С мыслями о протестующих Альва ступила в отель. В глаза бросались пышное убранство, дорогие костюмы. Какое бесстыдное хвастовство! Альву переполняло чувство вины. В сопровождении лакея в ливрее XVI века и напудренном парике Альва поднялась на второй этаж, где находились уборные. Рядом стояла камеристка, готовая помочь гостям привести в порядок костюмы и прически, растрепавшиеся по дороге в отель. Было время, когда Альва отдала бы что угодно, лишь бы попасть на такой вот бал, но сейчас, сидя за туалетным столиком, она стыдилась посмотреть на себя в зеркало.
В душе она чувствовала, что ее место на улице, среди демонстрантов. Думая теперь о Petit Chateau и Мраморном особняке, обо всех своих балах и светских приемах, о нарядах и драгоценностях, она невольно признавала правоту Джулии. Все это не принесло ей счастья. Некогда она тоже голодала, как те люди на улице. Прозябала в нищете, как они, несмотря на свое аристократическое воспитание. Потом вышла замуж за состоятельного человека и богатство Вилли использовала для того, чтобы завоевать высокое положение в обществе. И ради чего? Сначала она убеждала себя, что делает это ради матери, ради детей, но потом все эти достойные цели отошли на второй план. Борьба за престиж превратилась в игру, в состязание с миссис Астор, и, будучи по природе своей бойцом, проигрывать она не желала.
Каролина
Каролина не хотела ехать на бал, что давали Брэдли Мартин с супругой. Последние балы, особенно тот, что устроила Мэйми в честь шимпанзе, на ее взгляд, были чудовищными; подобные дурачества ей были неинтересны. К тому же она все еще обижалась на Мартинов за то, что для своего бала они выбрали отель «Уолдорф», а не «Асторию».

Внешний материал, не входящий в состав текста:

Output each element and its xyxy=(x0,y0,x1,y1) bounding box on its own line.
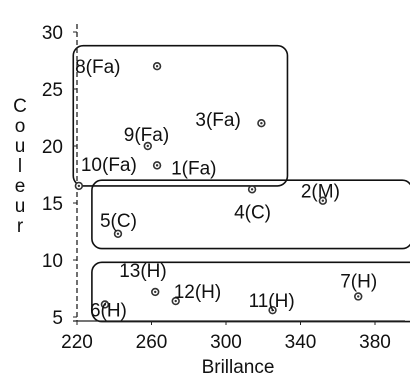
tick-labels: 5 10 15 20 25 30 220 260 300 340 380 xyxy=(42,23,391,353)
y-axis-title-letter: l xyxy=(18,156,22,177)
data-point-core xyxy=(174,299,177,303)
y-tick-label: 30 xyxy=(42,23,63,44)
y-tick-label: 25 xyxy=(42,80,63,101)
point-label: 6(H) xyxy=(90,300,127,321)
point-label: 8(Fa) xyxy=(75,57,120,78)
y-axis-title-letter: e xyxy=(15,176,26,197)
data-point-core xyxy=(77,184,81,188)
data-point-core xyxy=(103,303,107,306)
point-label: 7(H) xyxy=(340,271,377,292)
y-tick-label: 10 xyxy=(42,251,63,272)
point-label: 12(H) xyxy=(174,282,222,303)
x-tick-label: 340 xyxy=(285,332,317,353)
point-label: 13(H) xyxy=(119,261,167,282)
group-box-cm xyxy=(91,179,410,250)
y-tick-label: 15 xyxy=(42,194,63,215)
y-axis-title-letter: C xyxy=(13,96,27,117)
x-tick-label: 220 xyxy=(61,332,93,353)
y-tick-label: 5 xyxy=(52,308,63,329)
data-point-core xyxy=(155,164,159,167)
point-label: 4(C) xyxy=(234,202,271,223)
y-axis-title-letter: r xyxy=(17,216,24,237)
x-tick-label: 380 xyxy=(359,332,391,353)
axes xyxy=(73,24,405,322)
data-point-core xyxy=(357,295,360,298)
y-axis-title-letter: o xyxy=(15,116,26,137)
point-label: 11(H) xyxy=(249,291,295,312)
data-point-core xyxy=(250,188,254,191)
x-axis-title: Brillance xyxy=(202,357,275,378)
point-labels: 8(Fa) 3(Fa) 9(Fa)1(Fa) 10(Fa) 2(M) 4(C) 5(C) 13… xyxy=(75,57,377,321)
data-point-core xyxy=(321,199,325,202)
data-point-core xyxy=(146,144,149,148)
point-label: 9(Fa) xyxy=(124,125,169,146)
y-axis-title-letter: u xyxy=(15,196,26,217)
x-tick-label: 300 xyxy=(210,332,242,353)
data-point-core xyxy=(271,308,274,312)
x-tick-label: 260 xyxy=(136,332,168,353)
point-label: 1(Fa) xyxy=(171,158,216,179)
y-tick-label: 20 xyxy=(42,137,63,158)
group-box-fa xyxy=(72,44,289,187)
point-label: 2(M) xyxy=(301,182,340,203)
data-points xyxy=(74,61,363,315)
point-label: 5(C) xyxy=(100,211,137,232)
y-axis-title-letter: u xyxy=(15,136,26,157)
data-point-core xyxy=(154,290,157,294)
data-point-core xyxy=(260,122,263,125)
data-point-core xyxy=(116,232,120,235)
point-label: 10(Fa) xyxy=(81,155,137,176)
data-point-core xyxy=(155,65,159,68)
point-label: 3(Fa) xyxy=(195,110,240,131)
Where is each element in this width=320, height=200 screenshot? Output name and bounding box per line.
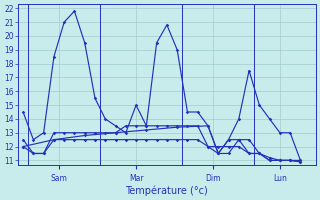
X-axis label: Température (°c): Température (°c) bbox=[125, 185, 208, 196]
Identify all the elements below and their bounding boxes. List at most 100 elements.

Две гостиницы, стоявшие рядом друг с другом, постоянно конкурировали между собой – боролись за одну и ту же клиентуру, за проведение одних и тех же светских мероприятий. Узнав, что Мартины предпочли «Уолдорф» «Астории», она была страшно разочарована, а злорадство племянника ей и вовсе было противно.
Она заявила, что ноги ее не будет на этом балу, но потом Гарри вызвался сопровождать ее, а Гарри Лер, хоть Каролине и не хотелось это признавать, по-прежнему пленял ее воображение. Да и потом бал четы Мартинов обещал быть добрым традиционным маскарадом. До костюмированного бала Вандербильтов, состоявшегося почти пятнадцать лет назад, Каролина сочла бы такой прием возмутительной вульгарщиной. Но теперь, на фоне «звериных» балов маскарад казался вполне невинным и степенным светским мероприятием.
На бал Каролина отправилась в образе Марии-Антуанетты, надев поверх платья длинную норковую шубу. Стремясь выглядеть особенно привлекательной в глазах Гарри, она несколько переусердствовала с пышностью своего наряда, даже по собственным меркам: ее платье сверкало бриллиантами. Газеты писали, что Корнелия Мартин за свой костюм королевы Марии Шотландской заплатила тридцать тысяч долларов. Прочитав об этом, Каролина поняла, что по затратам на бальное платье она вдвое превзошла хозяйку торжества. Но выражение восхищения и зачарованности, появившееся на лице Гарри Лера, когда он заехал за ней, убедило Каролину в том, что ее усилия стоили каждого потраченного цента.
Сам Гарри и в этот вечер, как всегда, был ослепителен. Он нарядился под Джорджа Вашингтона: белый напудренный парик, треуголка, расшитый камзол, бобриковое пальто, из-под полы которого выглядывала сабля. Каролина отказалась ехать в его механизированном фургоне, и к отелю «Уолдорф» их вез конный экипаж.
В дороге Гарри сообщил ей все, что слышал про бал.
– Разослали тысячу приглашений, и – вы не поверите – к каждой паре приставлен отдельный лакей. Представляете, сколько это стоит? И… – словно заговорщик, он наклонился к ней, так близко, что она уловила восхитительный аромат его мыла для бритья, – …мне достоверно известно, что Брэдли Мартин импортировал четыре тысячи бутылок «Моэт-э-Шандон». На каждого гостя – по две бутылки. Представляете, во сколько это, должно быть, обошлось…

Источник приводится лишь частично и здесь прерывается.